И короткий обмен репликами, предполагавший такую большую и не требующую выражения близость между этими двумя, сразу же родил ощущение дома в сердцах детей, сгрудившихся вокруг родителей и до того чувствовавших себя не очень-то уютно.
В доме был еще полный хаос. Но в кухне уже горел очаг, перед очагом был постелен коврик, на крюке висел чайник, и едва зашло солнце, миссис Брэнгуэн принялась готовить первую трапезу на новом месте. Урсула с Гудрун приводили в порядок спальни — они работали увлеченно, свечи так и мелькали в их руках, переносимые то туда, то сюда. Вскоре из кухни потянуло вкусным запахом яичницы с ветчиной, кофе, и при свете газовых фонарей начался собранный наскоро ужин. Семья сплотилась, как люди на биваке в незнакомом месте. Урсула взяла на себя груз ответственности за старших детей. Самые маленькие жались к матери.
Когда стемнело, детей совсем сморило и они пошли спать, но возбуждение не давало им уснуть, и голоса их умолкли не скоро — ведь какое приключение пережили они в этот день!
Утром все проснулись ни свет ни заря, и дети все удивлялись, крича:
— Когда мы проснулись, мы не могли понять, где находимся!
В окна неслись непривычные городские звуки, то и дело звонили колокола большой церкви, и звуки эти казались настойчивее и суровее звона маленьких колоколов в Коссетхее. Из окон открывался вид на другие краснокирпичные дома и дальше — на лесистый холм за лощиной.

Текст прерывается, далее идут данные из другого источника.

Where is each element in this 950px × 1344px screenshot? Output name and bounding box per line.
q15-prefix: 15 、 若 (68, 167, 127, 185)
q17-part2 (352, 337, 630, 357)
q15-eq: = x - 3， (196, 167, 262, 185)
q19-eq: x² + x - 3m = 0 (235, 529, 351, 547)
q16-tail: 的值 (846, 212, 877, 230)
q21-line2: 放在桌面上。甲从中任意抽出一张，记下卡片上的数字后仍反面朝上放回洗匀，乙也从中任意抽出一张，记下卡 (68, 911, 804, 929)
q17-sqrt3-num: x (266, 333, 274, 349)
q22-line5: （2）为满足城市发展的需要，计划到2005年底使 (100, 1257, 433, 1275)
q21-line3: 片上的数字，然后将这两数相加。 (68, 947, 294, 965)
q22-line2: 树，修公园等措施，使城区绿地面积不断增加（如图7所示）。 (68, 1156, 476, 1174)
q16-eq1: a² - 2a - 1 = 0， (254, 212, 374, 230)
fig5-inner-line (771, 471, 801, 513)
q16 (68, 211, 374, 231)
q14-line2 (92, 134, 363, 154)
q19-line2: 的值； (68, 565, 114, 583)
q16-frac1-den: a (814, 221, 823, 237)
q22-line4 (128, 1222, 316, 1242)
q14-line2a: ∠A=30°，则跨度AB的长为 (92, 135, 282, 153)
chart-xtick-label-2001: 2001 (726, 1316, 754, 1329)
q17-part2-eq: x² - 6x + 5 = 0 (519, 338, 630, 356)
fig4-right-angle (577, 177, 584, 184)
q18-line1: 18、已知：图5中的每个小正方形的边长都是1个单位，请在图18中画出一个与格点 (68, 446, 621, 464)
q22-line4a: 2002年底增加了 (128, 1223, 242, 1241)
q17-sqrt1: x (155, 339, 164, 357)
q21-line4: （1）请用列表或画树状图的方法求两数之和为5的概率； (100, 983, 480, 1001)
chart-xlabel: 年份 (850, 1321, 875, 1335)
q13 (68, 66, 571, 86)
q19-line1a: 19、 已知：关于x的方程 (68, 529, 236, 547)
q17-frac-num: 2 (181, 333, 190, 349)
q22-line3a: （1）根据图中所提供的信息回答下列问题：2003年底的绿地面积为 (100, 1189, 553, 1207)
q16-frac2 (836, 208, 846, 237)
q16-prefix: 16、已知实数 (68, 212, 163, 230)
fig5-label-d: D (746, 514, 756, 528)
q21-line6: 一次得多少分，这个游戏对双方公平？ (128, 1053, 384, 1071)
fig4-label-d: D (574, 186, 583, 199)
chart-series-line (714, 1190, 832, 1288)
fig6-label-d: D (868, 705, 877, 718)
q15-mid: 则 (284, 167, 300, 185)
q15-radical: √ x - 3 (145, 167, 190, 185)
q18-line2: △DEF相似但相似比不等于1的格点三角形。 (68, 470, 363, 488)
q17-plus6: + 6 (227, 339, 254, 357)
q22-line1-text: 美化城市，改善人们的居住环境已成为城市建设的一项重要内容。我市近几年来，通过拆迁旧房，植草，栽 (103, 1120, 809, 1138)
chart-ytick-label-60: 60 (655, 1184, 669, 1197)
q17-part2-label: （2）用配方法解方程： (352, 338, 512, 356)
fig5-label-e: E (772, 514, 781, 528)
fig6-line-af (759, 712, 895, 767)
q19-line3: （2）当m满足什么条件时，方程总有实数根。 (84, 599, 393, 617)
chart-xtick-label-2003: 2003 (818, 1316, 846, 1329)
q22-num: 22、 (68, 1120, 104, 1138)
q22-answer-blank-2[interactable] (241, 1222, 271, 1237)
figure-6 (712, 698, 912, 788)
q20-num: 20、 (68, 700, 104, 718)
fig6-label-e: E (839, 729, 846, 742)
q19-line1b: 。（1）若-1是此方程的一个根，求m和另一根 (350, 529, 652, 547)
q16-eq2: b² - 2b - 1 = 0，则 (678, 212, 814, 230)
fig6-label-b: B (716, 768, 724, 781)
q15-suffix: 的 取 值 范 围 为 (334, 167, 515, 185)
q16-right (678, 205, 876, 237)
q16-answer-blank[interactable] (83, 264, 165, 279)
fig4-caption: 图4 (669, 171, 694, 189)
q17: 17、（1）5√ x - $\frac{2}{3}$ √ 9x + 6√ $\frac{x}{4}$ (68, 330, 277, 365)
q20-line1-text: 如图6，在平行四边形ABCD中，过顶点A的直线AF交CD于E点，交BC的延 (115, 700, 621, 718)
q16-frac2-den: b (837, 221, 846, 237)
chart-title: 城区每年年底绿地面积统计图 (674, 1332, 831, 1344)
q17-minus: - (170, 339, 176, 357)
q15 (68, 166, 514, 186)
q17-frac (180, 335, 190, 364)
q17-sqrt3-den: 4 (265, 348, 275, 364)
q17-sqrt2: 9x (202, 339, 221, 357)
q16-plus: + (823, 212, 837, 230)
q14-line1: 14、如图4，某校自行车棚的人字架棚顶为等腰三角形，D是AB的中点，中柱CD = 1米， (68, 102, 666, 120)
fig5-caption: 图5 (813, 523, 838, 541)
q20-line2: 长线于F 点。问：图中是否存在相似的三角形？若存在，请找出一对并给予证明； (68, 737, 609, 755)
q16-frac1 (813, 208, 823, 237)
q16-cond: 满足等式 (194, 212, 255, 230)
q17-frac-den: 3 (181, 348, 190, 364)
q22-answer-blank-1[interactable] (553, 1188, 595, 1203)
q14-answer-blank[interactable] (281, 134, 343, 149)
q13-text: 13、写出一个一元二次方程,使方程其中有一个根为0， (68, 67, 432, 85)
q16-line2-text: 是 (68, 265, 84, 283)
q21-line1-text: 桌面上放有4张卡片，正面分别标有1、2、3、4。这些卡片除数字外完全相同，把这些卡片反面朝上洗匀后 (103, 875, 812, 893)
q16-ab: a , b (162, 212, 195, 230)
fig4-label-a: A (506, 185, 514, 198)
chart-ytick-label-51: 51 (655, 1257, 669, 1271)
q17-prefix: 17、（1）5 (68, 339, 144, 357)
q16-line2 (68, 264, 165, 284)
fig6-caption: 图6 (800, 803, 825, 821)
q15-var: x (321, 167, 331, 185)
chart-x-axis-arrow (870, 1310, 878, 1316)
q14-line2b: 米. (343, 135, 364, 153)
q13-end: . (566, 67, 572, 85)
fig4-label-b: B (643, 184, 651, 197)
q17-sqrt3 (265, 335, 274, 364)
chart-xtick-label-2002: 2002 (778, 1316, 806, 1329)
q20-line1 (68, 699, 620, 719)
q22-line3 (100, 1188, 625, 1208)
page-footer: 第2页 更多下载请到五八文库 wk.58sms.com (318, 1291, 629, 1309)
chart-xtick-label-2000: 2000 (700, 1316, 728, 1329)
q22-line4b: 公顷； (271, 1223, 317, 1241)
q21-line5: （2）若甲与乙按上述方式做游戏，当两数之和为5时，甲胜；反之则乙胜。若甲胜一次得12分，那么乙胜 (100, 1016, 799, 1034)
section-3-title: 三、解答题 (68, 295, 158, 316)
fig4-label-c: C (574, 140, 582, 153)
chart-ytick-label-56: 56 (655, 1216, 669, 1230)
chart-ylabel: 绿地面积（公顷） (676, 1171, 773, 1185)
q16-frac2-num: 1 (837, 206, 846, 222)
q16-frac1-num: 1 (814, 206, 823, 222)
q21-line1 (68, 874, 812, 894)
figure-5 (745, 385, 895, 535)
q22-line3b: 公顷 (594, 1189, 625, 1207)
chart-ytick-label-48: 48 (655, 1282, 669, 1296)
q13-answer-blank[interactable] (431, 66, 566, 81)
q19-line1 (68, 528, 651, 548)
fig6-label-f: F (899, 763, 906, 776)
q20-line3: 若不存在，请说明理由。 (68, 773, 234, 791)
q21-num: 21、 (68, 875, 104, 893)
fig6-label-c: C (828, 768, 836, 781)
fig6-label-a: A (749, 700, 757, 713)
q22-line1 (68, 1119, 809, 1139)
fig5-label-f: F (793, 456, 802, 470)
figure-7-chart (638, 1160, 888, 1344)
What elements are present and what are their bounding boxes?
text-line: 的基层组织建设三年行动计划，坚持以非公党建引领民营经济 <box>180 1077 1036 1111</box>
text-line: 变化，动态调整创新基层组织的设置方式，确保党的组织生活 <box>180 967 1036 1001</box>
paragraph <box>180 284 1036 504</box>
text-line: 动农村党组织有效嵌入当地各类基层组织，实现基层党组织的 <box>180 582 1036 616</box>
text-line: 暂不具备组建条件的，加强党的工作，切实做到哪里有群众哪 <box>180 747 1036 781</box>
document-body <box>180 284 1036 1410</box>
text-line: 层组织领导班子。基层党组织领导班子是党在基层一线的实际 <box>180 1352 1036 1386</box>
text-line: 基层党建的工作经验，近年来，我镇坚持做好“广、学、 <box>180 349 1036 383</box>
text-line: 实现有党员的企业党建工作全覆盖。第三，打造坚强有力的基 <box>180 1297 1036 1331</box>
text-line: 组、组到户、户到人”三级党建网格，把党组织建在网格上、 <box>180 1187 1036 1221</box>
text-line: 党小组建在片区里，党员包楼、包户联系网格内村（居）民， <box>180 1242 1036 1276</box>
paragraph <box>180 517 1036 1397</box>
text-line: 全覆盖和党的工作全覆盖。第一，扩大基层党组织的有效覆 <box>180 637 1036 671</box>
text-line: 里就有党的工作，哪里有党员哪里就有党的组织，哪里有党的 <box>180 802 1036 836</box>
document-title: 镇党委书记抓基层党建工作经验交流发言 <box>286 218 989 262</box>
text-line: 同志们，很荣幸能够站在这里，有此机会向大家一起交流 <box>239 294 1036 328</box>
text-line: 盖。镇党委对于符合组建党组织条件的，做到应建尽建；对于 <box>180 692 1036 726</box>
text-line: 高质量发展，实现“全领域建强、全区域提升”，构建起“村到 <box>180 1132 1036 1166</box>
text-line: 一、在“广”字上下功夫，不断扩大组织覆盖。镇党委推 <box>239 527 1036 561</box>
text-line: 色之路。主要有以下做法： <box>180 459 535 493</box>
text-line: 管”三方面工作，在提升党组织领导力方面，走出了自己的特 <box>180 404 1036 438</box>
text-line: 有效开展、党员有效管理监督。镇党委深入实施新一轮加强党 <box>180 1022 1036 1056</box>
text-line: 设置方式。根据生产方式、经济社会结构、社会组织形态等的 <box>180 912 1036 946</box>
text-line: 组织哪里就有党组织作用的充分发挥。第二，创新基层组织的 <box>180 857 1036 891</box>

Все испытывали радостное чувство простора, освобождения, вольной воли, наполненной светом и воздухом.
Но постепенно все, так или иначе, принимались за работу. Семейство их отличали небрежность и неаккуратность. Но если надо было убирать в доме, все действовали споро и с полной отдачей. К вечеру дом был в целом приведен в порядок.
Жившей в доме служанки у них не было, а была лишь женщина, помогавшая по хозяйству днем. На новом же месте они не хотели брать себе и такой прислуги — им предпочтительнее было ощущение полной свободы, возможность жить, как они того хотят, без посторонних глаз.
Глава XV
Горечь восторга
Бурная деятельность в доме продолжалась. Занятия в колледже у Урсулы начинались лишь в октябре. Поэтому, остро ощущая свою ответственность, равно как и необходимость каким-то образом выразить себя в доме, она трудилась, обустраивая, переустраивая, выбирая, приспосабливая.
Она умела работать инструментами отца, плотничьими и слесарными, так что без устали стучала молотком или что-то чинила. Мать устраивало все, что делалось помимо нее. Отец же к работе Урсулы относился с интересом. Он всегда был готов поверить в дочь и одобрить ее. Сам же он занимался постройкой мастерской в саду.